My goal is to summarize the content of the uploaded file using the ChatGPT API. However, the file content I receive from SharePoint is in binary format, and the ChatGPT API does not accept binary input.

Is there a way to convert the binary file content (such as PDF or DOCX) into plain text within Power Automate so that it can be sent to the ChatGPT API?

I would prefer a solution that does not require any premium connectors. Has anyone implemented something similar or found a workaround using standard Power Automate actions?

Any guidance or examples would be appreciated.

Categories:

Building flows

Hi,

In Power Automate, when you use Get file content from SharePoint, the file is returned in binary format. Since APIs like the ChatGPT API expect text, the file content needs to be converted to readable text before sending it in the request.

The exact approach usually depends on the file type.

For PDF files, Power Automate does not currently have a standard action that directly extracts text from a PDF without using AI Builder or another premium connector. Because of that, people usually use AI Builder, a third-party connector, or an external service to extract the text.

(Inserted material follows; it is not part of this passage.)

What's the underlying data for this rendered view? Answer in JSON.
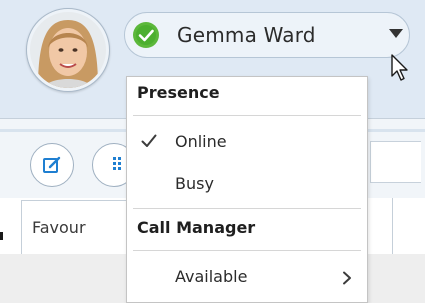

For DOCX files, it’s a little different. A DOCX file is technically a ZIP package containing XML files, and the actual document text is inside a file called document.xml. In theory the text can be extracted from there, but doing that purely inside Power Automate with standard actions can be difficult.

If you want to stay with standard connectors, one approach is something like this:

Trigger – When a file is created in SharePoint
Get file content
Process or convert the file depending on whether it is PDF or DOCX
Send the extracted text to the ChatGPT API using an HTTP action

Another option, if you control the document format, is to save files as plain text or HTML first. Those formats are much easier to read and send directly to an API.

If premium connectors are available, the process becomes easier. You could use AI Builder – Extract text from documents, or connectors like Encodian or Adobe PDF Services to extract text from PDF or DOCX files. These actions return the text output, which can then be passed directly to the ChatGPT API.

In short, Get file content will give you the file, but converting PDF or DOCX to plain text usually requires AI Builder, a premium connector, or an external service to extract the text before sending it to ChatGPT.

Hope this helps. If this helps resolve your issue, please consider marking the response as Verified so it may help others facing a similar scenario.